Yesterday, three days after my brother’s passing, one of the younger roaches brought back a cracker crumb that was coated in a sticky, shiny, amber-brown gel.
“Mmm,” he purred between hurried mouthfuls. “Come on, you’ve all got to try this. I
swear, it’s like nothing I’ve ever tasted.”
The other roaches moved near, mandibles salivating. But I held back. I recognized the strange amber gel he held. Immediately, my stomach clenched, and I pushed myself to the front of the pack. I kicked the crumb away, out of his hands and onto the floor.
“You take that crumb, and you throw it away, where no one will ever find it. You hear me?” I told that upstart fool.
“You hear me?” I pressed again.
He made some muffled protests and curled his antennae contemptuously. But eventually, he did as I told him. The other roaches in the colony may not have liked me, but they knew better than to ignore the words of one who had lived as long as I had.
There’s this bizarre memory I have, possibly apocryphal, of my mother bringing a whole chocolate chip cookie into our den when I was a nymph.

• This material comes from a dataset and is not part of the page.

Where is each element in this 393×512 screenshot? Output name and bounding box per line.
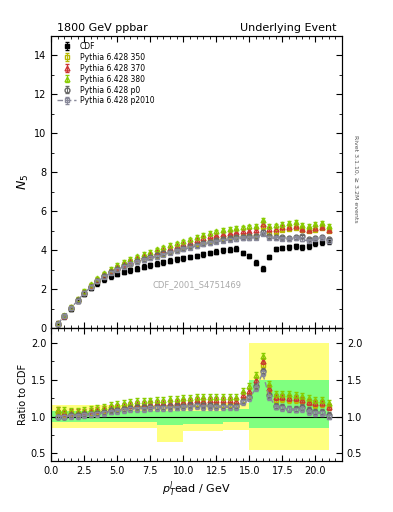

It was a massive, sugary monster of a disk, almost bigger than all of us piling on top of it, and it was the sweetest thing I ever remember tasting. My mother had done her best to lap up the amber gel slicking its sides, though you could still see some of it glistening in the powdery crags and crevices. In those final days of her life, when that amber poison wormed its way deep into her brain, she would say the craziest things.
“You know, son, some day it won’t be like this. Some day, we’ll be able to eat chocolate chip cookies whenever we want, however we want, right inside the jar. And we won’t have to worry about getting sprayed or poisoned or stepped on neither, because they’ll be our cookies, our jar. Our very own place. A home to call our own.”
It was an odd thing to say to a nymph so young and thoughtless, and yet somehow I never forgot it. That’s the thing about a good lie. It sticks to you. And sometimes, when I think of that mother now, I curse her. Curse her for her certainty, for that belief—for feeding us the kind of sweet, sticky hope that gives you wings and makes you think you can fly.